Covalency in metal complexes of 1,4-diazabutadiene (dab). A density functional investigation of the electronic structures of [M(dab)2](M = Li, Ga or Co) and [Th(NH3)(NH2)3(dab)]

Abstract

Density functional methods have been used to investigate the valence electronic structures of four complexes containing 1,4-diazabutadiene (dab) ligands. One compound was chosen from each of the four ‘blocks’ of the Periodic Table, viz.[Li(dab)₂], [Ga(dab)₂], [Co(dab)₂] and [Th(dab)(NH₃)(NH₂)₃]. The well documented structural differences between the two ligand rings of [Ga(dbdab)₂](dbdab = Bu^tNCHCHNBu^t) are interpreted in terms of a Jahn–Teller distortion arising from the partial occupation of the 7e highest occupied molecular orbital of the (hypothetical) molecule in which both rings are equivalent.

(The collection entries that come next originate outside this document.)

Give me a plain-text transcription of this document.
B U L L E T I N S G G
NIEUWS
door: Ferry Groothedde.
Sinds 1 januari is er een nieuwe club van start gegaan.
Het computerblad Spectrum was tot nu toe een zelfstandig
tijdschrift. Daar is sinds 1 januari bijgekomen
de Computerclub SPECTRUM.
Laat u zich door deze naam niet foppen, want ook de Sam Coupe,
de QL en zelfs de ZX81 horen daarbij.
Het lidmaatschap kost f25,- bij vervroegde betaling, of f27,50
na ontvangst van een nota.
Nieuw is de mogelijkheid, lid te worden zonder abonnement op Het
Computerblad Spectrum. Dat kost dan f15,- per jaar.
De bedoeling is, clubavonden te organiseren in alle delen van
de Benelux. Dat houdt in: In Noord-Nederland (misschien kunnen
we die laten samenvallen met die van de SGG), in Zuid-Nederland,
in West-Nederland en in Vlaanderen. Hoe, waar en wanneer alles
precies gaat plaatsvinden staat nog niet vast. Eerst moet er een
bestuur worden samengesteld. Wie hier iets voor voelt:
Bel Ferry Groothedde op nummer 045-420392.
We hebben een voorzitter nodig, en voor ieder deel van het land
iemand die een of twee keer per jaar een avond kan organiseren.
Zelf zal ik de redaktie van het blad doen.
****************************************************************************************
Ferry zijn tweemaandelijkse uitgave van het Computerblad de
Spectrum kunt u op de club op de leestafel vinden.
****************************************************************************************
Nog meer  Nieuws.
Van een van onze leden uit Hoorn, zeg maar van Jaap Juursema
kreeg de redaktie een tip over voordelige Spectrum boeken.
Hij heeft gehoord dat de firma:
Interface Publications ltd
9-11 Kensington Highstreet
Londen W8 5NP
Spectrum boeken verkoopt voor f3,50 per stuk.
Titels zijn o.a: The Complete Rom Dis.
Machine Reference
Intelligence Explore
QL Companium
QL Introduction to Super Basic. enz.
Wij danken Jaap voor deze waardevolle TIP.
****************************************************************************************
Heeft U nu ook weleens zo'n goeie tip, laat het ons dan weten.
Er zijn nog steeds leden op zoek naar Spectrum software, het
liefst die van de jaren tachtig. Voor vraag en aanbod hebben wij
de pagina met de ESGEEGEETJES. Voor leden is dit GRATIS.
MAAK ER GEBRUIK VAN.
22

This distortion brings about unequal occupancy of the dab π₃-localised molecular orbitals, with one ring becoming singly reduced and the other doubly reduced. The molecular orbital containing the single π₃ electron of the uninegative ring has a more negative eigenvalue than that containing the two electrons of the dianionic ring. While this runs contrary to the Aufbau principle, it provides a simple explanation of the 2 : 1 intensity ratio of the first two bands in the photoelectron spectrum of [Ga(dbdab)₂]. A similar effect is observed for [Li(dab)₂]. An analysis of the metal–dab bonding in all four compounds suggests predominantly ionic interactions in [Li(dab)₂] and [Th(dab)(NH₃)(NH₂)₃], with much greater covalency in [Co(dab)₂]. The conclusion for [Ga(dab)₂] is less clear cut, being dependent on the method used to gauge covalency/ionicity.